Question

The transition of an electron in hydrogen atom that emits a photon whose wavelength lies in the ultraviolet region of the electromagnetic spectrum is

• A. \( 5 \rightarrow 4 \)
• B. \( 4 \rightarrow 3 \)
• C. \( 3 \rightarrow 2 \)
• D. \( 2 \rightarrow 1 \)

Hint:

Remember, the Balmer series corresponds to transitions in hydrogen that emit visible light, while transitions to the first energy level correspond to ultraviolet radiation.

Answer 1

The Correct Option is D

When an electron in a hydrogen atom transitions from a higher energy level to a lower energy level, it emits a photon.
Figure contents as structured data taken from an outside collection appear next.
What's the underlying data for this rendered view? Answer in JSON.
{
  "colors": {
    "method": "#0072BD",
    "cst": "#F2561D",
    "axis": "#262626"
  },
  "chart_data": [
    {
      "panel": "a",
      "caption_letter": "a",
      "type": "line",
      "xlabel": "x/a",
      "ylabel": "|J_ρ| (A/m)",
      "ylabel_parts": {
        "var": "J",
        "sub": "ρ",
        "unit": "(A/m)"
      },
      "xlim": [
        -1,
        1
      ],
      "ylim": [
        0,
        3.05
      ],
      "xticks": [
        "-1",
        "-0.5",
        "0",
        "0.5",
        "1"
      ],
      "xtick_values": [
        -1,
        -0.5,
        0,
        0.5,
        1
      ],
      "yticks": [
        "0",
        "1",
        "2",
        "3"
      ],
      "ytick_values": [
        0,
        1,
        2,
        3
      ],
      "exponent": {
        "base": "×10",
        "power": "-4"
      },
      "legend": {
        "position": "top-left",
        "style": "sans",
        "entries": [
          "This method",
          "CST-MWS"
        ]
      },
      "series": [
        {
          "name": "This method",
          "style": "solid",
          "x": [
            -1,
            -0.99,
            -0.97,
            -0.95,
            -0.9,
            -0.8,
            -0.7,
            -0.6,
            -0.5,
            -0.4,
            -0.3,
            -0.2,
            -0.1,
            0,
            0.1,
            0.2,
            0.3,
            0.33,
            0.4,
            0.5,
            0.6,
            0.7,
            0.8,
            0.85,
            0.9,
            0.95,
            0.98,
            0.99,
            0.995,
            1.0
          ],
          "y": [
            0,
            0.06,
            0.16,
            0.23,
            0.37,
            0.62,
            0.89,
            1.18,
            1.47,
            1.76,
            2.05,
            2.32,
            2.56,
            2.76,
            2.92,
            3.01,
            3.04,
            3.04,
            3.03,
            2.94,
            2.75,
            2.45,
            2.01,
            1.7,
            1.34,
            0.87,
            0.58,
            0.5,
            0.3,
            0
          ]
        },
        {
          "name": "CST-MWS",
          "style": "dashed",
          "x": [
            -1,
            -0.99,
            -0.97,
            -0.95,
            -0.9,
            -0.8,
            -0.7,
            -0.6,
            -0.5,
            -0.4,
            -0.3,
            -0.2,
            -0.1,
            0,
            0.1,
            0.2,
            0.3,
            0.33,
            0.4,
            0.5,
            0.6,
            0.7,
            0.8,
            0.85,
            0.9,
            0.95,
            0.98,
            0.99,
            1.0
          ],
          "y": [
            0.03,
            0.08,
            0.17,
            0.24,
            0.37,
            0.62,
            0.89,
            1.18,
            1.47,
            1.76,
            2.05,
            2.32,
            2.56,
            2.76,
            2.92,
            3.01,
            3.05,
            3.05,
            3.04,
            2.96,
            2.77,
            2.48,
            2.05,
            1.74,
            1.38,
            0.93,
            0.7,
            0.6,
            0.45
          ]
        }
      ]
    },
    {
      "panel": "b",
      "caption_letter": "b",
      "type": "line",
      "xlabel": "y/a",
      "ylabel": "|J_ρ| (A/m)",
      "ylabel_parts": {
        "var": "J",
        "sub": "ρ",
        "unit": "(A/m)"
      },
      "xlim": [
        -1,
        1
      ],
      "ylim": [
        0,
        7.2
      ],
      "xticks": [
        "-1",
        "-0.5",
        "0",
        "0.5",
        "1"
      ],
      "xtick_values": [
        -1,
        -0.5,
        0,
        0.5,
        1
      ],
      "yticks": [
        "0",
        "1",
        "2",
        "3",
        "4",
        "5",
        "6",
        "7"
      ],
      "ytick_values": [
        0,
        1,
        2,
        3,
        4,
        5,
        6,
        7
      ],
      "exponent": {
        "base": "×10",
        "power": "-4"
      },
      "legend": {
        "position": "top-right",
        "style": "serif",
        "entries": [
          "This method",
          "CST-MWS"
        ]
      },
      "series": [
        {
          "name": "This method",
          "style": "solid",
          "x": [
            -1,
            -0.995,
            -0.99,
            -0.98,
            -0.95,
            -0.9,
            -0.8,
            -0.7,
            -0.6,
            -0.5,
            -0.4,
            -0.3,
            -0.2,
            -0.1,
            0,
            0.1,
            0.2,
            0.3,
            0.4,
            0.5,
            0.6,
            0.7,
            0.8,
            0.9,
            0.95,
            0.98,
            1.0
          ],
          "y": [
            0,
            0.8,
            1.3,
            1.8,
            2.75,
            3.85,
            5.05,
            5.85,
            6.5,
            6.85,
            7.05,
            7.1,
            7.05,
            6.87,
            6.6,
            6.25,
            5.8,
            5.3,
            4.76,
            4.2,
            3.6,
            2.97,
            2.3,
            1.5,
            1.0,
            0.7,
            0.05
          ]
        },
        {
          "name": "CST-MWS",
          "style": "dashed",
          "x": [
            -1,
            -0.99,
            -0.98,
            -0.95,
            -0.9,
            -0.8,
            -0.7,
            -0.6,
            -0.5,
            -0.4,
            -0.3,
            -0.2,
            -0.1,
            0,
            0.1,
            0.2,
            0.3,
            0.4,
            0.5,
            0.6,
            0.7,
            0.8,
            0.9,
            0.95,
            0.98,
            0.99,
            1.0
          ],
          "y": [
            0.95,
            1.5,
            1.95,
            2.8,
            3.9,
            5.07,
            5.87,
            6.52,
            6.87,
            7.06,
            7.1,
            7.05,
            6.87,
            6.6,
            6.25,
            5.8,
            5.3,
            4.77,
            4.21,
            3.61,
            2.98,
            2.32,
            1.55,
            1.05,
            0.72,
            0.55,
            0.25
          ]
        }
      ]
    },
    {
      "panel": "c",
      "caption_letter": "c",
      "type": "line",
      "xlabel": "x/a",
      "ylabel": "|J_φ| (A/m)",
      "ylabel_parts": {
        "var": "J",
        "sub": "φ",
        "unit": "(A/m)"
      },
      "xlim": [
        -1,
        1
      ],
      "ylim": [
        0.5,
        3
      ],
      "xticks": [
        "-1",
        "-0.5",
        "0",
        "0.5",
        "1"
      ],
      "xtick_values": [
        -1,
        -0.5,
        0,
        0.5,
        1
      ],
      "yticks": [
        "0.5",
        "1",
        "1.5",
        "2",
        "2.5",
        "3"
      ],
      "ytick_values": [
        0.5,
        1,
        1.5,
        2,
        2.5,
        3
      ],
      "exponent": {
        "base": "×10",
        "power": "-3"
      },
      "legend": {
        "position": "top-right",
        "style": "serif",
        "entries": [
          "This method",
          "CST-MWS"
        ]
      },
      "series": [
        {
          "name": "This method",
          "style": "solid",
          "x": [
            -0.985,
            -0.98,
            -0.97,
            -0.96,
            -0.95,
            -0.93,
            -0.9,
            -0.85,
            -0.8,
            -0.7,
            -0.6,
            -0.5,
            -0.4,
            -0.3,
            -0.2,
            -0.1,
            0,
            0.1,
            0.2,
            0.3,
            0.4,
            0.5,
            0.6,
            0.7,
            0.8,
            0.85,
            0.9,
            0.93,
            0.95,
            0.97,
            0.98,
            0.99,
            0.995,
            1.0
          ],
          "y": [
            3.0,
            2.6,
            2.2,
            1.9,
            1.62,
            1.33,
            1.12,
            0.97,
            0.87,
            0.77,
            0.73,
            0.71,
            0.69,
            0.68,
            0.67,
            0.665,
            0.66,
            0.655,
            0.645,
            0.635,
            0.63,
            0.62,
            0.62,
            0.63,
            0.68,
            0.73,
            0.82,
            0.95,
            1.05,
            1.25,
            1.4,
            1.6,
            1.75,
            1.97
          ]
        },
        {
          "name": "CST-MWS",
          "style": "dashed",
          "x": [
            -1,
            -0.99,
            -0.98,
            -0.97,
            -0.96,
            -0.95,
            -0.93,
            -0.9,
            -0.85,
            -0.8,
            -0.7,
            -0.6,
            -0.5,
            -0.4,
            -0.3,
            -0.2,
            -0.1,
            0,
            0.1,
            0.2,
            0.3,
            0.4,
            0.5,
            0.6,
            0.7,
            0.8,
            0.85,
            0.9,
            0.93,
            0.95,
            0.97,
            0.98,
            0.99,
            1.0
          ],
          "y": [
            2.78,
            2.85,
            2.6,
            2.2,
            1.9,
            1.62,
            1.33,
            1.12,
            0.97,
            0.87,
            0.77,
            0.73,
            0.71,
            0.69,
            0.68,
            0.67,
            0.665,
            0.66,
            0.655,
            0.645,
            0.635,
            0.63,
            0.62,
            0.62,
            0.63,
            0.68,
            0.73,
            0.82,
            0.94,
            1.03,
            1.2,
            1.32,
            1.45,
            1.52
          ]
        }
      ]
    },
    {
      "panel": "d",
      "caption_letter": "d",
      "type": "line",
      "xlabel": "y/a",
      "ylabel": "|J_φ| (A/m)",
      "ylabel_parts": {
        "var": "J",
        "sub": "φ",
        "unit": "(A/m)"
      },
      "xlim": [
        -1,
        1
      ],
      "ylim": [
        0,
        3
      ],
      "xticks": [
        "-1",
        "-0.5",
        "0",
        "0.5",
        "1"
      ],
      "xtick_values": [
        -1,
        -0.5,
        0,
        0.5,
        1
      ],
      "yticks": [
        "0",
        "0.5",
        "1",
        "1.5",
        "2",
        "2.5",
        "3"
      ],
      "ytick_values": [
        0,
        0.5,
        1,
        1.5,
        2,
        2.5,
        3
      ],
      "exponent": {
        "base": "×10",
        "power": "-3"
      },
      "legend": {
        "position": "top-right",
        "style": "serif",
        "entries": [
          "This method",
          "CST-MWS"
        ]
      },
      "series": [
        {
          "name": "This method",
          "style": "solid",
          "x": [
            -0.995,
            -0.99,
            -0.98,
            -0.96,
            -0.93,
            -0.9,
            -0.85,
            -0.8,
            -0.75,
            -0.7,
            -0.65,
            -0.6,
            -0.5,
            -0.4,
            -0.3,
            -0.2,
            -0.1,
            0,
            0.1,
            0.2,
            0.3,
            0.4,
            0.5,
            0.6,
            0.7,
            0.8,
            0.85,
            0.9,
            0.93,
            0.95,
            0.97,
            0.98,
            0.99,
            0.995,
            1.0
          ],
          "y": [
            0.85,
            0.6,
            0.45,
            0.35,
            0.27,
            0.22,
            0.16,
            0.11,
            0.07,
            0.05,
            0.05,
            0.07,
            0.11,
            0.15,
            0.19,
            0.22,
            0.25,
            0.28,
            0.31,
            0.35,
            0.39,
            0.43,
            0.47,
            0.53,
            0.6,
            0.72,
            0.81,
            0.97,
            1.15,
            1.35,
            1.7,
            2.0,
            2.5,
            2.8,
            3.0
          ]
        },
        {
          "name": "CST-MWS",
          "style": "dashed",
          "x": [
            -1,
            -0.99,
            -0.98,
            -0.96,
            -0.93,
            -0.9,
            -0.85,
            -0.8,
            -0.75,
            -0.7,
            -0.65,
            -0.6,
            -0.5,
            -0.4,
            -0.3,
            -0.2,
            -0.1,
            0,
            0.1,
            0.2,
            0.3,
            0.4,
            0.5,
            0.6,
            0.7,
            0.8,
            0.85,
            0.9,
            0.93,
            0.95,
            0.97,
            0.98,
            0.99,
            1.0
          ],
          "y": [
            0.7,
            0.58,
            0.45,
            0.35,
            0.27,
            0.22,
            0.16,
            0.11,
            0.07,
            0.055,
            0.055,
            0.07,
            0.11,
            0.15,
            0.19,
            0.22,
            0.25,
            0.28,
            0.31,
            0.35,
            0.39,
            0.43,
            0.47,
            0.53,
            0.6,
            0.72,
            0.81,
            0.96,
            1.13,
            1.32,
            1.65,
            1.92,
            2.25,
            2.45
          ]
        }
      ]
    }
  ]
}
The wavelength of the emitted photon determines which region of the electromagnetic spectrum the transition occurs in.
In the case of the ultraviolet region, the transition that occurs is from the second energy level (n=2) to the first energy level (n=1), which corresponds to the emission of ultraviolet light.
Thus, the transition is \( 2 \rightarrow 1 \).
Therefore, the correct answer is \( \boxed{2 \rightarrow 1} \).

Answer 2

Step 1: Understand hydrogen atom transitions.
In a hydrogen atom, when an electron transitions from a higher energy level to a lower energy level, it emits a photon whose energy corresponds to the difference in energy levels.

Step 2: Spectral series in hydrogen.
Different spectral regions are associated with different electronic transitions:
- Lyman series: transitions to \( n = 1 \) (ultraviolet region)
- Balmer series: transitions to \( n = 2 \) (visible region)
- Paschen series: transitions to \( n = 3 \) (infrared region)

Step 3: Identify transition to ultraviolet region.
Since the ultraviolet region corresponds to the Lyman series, the transition must end at \( n = 1 \).
Among these, the transition from \( n = 2 \rightarrow 1 \) emits the photon with the greatest energy in the Lyman series and lies in the ultraviolet region.

Step 4: Conclusion.
The correct transition that emits a photon in the ultraviolet region is: \( \boxed{2 \rightarrow 1} \)